Wargrave mischte sich ein. »Simowitsch ist vor achtzehn Monaten in Brüssel vom Secret Service getötet worden.«
»Das läßt keinen der von Ihnen genannten Männer übrig, Marenkow«, bemerkte Haller irritiert.
»Das stimmt nicht ganz«, entgegnete der Russe. »Es gibt noch einen vierten Mann.« Er wandte sich an Wargrave. »Sie haben einmal in Griechenland gearbeitet?«
»Wenn Sie es sagen.«
»Dann haben Sie vielleicht einmal den Namen Nicos Leonides gehört?«
»Nein.«
»Er ist Scharpinskys bevorzugter Henker – obwohl er, soviel ich weiß, bisher nur in seiner Heimat Griechenland gearbeitet hat. Ich habe keine Beschreibung von ihm, aber es wäre eine Möglichkeit.«
»Und keinerlei Beschreibung – nicht einmal ein Hinweis auf seine Gewohnheiten, Vorlieben, auf Dinge, die er nicht mag?« wollte Elsa wissen.
»Nichts.« Der Russe sah sich im Abteil um. Sein Gesichtsausdruck war düster. »Eines weiß ich allerdings genau – für Oberst Scharpinsky steht persönlich so viel auf dem Spiel, daß er sich selbst in den Zug setzen wird, wenn er erfährt, daß ich noch immer am Leben bin. Ich bin davon überzeugt, daß er dann in Zürich zusteigen wird.« Der Russe ballte die Faust. »Darauf können Sie sich verlassen.«
»Dann müssen Sie ihn uns schnell beschreiben«, sagte Elsa mit Nachdruck.
»Das wird Ihnen nicht unbedingt weiterhelfen – er ist ein Meister in der Kunst der Verkleidung, ein geborener Schauspieler. Aber er wird diesen Zug besteigen, bevor er die Schweiz verlassen hat – darauf wette ich mein Leben.« Er lächelte ohne einen Anflug von Humor. »Wenn ich es mir recht überlege, tue ich das ohnehin – ich setze mein Leben aufs Spiel…«
Wargrave verließ das Abteil und ging durch den Zug weiter nach vorn. Der Expreß näherte sich inzwischen Göschenen. Anders als frühere Nachtzüge nach Holland würde der neue Atlantik-Expreß in nördlicher Richtung direkt nach Zürich weiterfahren und die Stadt nicht wie früher umgehen. Die nächsten Stationen würden Luzern und Basel sein. Und trotz aller Bemühungen der Schweizer Eisenbahner, die Reisenden zu beruhigen, machte sich nach dem schrecklichen Lawinenerlebnis noch immer nervöse Spannung im Zug bemerkbar.
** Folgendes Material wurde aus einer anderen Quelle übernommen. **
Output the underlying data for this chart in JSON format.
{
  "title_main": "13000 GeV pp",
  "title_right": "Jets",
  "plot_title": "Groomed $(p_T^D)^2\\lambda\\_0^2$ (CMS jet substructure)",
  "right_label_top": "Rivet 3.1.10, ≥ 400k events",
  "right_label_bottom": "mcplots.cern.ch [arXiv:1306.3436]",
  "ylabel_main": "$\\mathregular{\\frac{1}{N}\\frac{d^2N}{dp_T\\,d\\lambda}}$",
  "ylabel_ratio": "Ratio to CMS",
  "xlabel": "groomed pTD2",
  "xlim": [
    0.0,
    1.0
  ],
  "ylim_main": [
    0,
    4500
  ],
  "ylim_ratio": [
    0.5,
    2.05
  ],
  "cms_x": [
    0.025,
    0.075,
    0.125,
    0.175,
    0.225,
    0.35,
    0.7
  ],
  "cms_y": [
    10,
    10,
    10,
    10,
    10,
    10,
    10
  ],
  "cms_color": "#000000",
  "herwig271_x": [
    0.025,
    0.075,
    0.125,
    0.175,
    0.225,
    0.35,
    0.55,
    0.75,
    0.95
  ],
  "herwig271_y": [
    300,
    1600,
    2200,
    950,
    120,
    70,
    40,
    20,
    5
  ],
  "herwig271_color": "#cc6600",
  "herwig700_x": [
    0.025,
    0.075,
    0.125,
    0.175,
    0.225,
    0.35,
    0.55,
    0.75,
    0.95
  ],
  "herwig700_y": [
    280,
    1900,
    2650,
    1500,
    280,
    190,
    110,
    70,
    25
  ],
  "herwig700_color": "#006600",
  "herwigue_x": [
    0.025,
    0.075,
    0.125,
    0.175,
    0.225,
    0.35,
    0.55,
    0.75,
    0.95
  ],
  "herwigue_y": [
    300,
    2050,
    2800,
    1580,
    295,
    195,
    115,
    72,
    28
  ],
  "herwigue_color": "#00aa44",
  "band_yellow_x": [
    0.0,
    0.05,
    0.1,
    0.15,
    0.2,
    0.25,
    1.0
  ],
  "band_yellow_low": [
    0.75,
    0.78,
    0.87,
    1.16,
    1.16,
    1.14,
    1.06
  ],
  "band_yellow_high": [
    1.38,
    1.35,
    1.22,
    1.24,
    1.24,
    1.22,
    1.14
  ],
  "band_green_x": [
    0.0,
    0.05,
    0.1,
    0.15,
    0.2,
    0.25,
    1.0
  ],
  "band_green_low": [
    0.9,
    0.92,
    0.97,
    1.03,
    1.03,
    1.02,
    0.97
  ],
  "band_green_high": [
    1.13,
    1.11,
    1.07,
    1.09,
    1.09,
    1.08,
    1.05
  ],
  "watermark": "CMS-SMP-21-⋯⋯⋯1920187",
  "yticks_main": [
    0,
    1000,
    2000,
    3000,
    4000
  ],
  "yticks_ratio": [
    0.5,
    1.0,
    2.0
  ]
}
Als er an den Abteilen vorübereilte, bemerkte Wargrave, daß manche Vorhänge zugezogen waren; dort versuchten die Leute zu schlafen, während andere hellwach waren und ängstlich hinausstarrten, obwohl sie außer den Tunnelwänden nichts sehen konnten. Als der Expreß sich dem Tunnelausgang und dem Bahnhof von Göschenen näherte, wurde er langsamer, dann glitt er am Bahnsteig entlang und hielt. Draußen tobte ein Schneesturm, und der Bahnsteig war von einem dicken weißen Teppich bedeckt. Eine einzige Reisende stieg zu.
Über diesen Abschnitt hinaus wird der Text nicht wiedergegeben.